Attempt: One of the three friends are placed in any of the groups. The probability of the second friend ending up in the same group is $\frac{9}{39}$ and the probability that the last of the friends ends up in another group is $\frac{30}{38}$. Since there are three friends we multiply with 3 and we get
$$P(\text{exactly two friends in same group})=3\cdot\frac{9}{39}\cdot\frac{30}{38}\approx 0.55.$$
Is this correct?
 A: You are correct.
Here is a different way to approach the problem. You can count the number of ways to choose teams that result in two friends together and the third apart, and then divide by the total number of ways. I will assume that the order within a team does not matter, and that the teams themselves are unordered (there is no first/second/third/fourth team).

*

*There are $\binom32$ ways to choose the pair of friends that will be together.

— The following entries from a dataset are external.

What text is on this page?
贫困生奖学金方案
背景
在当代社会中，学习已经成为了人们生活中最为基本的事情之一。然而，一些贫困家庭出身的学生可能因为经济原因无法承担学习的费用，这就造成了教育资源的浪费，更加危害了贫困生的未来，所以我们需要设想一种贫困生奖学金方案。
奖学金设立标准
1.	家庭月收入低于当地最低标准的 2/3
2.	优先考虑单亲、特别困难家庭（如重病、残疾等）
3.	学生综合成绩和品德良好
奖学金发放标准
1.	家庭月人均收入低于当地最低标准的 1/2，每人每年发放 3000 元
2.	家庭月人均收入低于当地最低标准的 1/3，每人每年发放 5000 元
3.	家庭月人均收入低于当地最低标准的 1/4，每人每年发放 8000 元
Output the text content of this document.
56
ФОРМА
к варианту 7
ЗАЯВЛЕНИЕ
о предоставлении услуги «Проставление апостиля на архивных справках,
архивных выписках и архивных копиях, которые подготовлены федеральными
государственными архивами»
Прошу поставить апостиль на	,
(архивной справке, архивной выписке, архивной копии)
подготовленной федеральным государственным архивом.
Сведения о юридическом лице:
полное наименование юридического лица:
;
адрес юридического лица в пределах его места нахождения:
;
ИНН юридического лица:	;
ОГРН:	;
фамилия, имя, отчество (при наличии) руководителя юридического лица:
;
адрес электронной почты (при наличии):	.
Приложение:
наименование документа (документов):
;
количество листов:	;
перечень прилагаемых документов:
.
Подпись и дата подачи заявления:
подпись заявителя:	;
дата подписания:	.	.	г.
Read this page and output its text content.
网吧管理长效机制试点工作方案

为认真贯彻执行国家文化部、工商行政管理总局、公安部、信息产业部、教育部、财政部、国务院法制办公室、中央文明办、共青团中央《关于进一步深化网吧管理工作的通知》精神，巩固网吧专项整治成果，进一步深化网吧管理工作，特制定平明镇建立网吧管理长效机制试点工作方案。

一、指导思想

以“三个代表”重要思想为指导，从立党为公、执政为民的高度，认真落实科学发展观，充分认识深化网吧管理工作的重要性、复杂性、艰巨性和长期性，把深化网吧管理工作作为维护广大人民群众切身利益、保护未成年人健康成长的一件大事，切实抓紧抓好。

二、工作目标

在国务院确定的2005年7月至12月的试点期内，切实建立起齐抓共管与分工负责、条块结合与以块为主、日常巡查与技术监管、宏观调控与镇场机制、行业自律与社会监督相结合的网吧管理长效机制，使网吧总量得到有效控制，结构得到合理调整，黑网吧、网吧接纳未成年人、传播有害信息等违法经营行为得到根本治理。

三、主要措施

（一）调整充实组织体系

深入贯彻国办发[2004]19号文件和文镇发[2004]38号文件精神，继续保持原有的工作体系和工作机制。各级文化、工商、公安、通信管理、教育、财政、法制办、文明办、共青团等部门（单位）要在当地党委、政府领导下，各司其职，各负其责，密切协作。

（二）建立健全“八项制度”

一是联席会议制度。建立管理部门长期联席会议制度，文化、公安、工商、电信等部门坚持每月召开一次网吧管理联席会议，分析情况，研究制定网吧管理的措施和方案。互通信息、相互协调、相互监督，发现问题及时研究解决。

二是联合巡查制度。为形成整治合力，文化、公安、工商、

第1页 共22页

*There are $\binom{37}8$ ways to choose the other eight people on the team with the pair of friends.


*There are $\binom{29}{9}$ ways to choose the other nine people on the team with the lonely friend.


*There are two teams of ten remaining to choose. This can be done in $\frac12\binom{20}{10}$ ways; you need to divide by $2$, because in our counting method, the order of the teams does not matter. Alternatively, you can choose some particular person $x$ from the reamining $20$ people, and argue there are $\binom{19}{9}$ ways to choose the teammates of $x$ (note that $\binom{19}9=\frac12\binom{20}{10}$).
We then multiply these factors all together, and divide by the total number of ways to divide $40$ people into four unlabeled teams of ten, which is $\frac1{4!}\frac{40!}{(10!)^4}$. Again, we divide by $4!$ because the teams are unordered. The result is equal to $135/247$, exactly matching your computation. Wolfram|Alpha confirmation.